The Third Sunday after Pentecost

I like the beach. I am not so much a ‘bobber’ or a ‘baker’ – bobbing in the water or (sun)baking on the sand are not high on my list of fun things to do – but I like swimming and body surfing (and maybe one day I’ll even learn how to get up on a board!) and walking on the shoreline – doing things. I like the sound of the surf, the sight of the changing water, and that the horizon and clouds are a long way away. I’m not a fan of sea urchins or jelly fish (they both hurt!) and I’ve grown up being aware of much bigger sea predators but that’s just part of the environment and you learn how to live at the beach.

Charlotte and I enjoyed the beaches on our holidays in Crete. We swam at several – well, I swam and Charlotte bobbed! We and all the other beach goers had good times. You smile as you go by – enjoy seeing people being happy – all very ‘beachy’. It was when we arrived home that Charlotte mentioned that on the beach you could certainly tell who the Australians were. I was puzzled. Everyone was wearing swimming costumes; some even wore hats and sunglasses (they were also ‘bobbing’). “Think, George. What were we wearing?” Ah yes, we were somewhat overdressed in comparison – shoes, long-sleeve rash-ies, boardies, hats, sun cream. Who doesn’t want to get sunburnt? We do! (And we did wince to see quite a lot of bright red skin!) You see that’s also part of our beach experience – getting sunburnt as children – lots – and having had many ‘skin cancers’ cut out, I never want to get sunburnt again. But I still like the beach.

We learn quickly how to live in our environment. Because we are so helpless when we are young, the care, nurture, protection, and guidance from others are so important. This is true whether we are thinking of our physical environment (and why Australian pools all have none climbable fences around them and safety flags at beaches and surf life savers) but it also applies to our linguistic, cultural, social, and political environments as well. Any stay in Crete, I think, gives you a sense of history – changing environments – from the Minoans to Christianity, through to the independence movements of the 19th century, to the alignment with Greece, the movement of Muslims (sometimes compulsorily), and the Allies’ presence and German occupation in WW2.

We do not choose when we live – though we might choose where – but our living has always been one of learning how not to die in any environment and then working out what we want to do which I might summarise as comply or rebel or, of course, a personal amalgam of the two.

Charlotte and I visited Zeus’ Cave – his birthplace according to legend – necessary because his father, Cronus, was notorious for eating his children so as not to have any rivals but Zeus’ mother, Rhea, tricked Cronus and Zeus was raised on Crete. I found myself wondering what that message would have done to me had that been the religious environment in which I grew up. How would I think of things – gods, behaviour, people, even myself? Something for a parallel universe George perhaps.

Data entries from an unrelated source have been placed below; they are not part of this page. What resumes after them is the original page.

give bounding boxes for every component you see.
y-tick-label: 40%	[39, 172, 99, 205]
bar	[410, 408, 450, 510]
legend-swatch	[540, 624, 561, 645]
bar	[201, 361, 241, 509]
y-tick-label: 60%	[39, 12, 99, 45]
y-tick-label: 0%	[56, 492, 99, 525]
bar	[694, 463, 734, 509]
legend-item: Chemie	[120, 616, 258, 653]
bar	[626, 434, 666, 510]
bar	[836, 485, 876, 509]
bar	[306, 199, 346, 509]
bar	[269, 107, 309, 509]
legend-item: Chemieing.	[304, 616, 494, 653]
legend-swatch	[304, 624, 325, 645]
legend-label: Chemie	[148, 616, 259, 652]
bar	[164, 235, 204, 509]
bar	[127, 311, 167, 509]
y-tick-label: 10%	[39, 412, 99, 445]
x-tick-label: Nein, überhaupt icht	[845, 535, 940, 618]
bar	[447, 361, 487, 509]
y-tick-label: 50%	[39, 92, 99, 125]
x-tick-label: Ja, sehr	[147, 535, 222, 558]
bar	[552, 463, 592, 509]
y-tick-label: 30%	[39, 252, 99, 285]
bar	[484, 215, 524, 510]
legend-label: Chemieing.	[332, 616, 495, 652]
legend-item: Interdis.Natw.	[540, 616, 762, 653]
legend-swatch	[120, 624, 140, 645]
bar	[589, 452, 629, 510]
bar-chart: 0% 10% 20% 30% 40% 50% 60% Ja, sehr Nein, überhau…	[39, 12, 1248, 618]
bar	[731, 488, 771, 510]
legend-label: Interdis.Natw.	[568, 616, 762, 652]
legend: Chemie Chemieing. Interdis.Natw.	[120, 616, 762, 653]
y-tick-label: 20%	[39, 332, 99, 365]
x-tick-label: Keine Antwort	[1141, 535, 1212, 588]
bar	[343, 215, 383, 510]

However I have grown up knowing – it has always been part of me – that God loves me – and that he has done something about my selfishness, my sin, my fears and anxieties. I do not fully understand this God – think Trinity and holiness – he still judges my sin as wrong while he forgives it – and he still doesn’t give me a ‘free pass’ to behave as I like – but that this God loves and cares for me is foundational. I wonder whether there is something in the Good News of Jesus – of his death and resurrection – that breaks into any and all environ-ments and offers love in place of fear, hope in place of despair, companionship instead of anxiety, and life instead of – and beyond – death that makes it why people still today follow Jesus? No matter the environment in which we find ourselves, there is this God of grace – the face of Jesus so to speak – saying ‘I am with you always’. In one sense that makes life amazing and in another sense it makes it so much harder as we try to find the footsteps to follow on rocks and sand – but perhaps that’s part of what Jesus meant when he said that he came so that we might live – and live life to the full?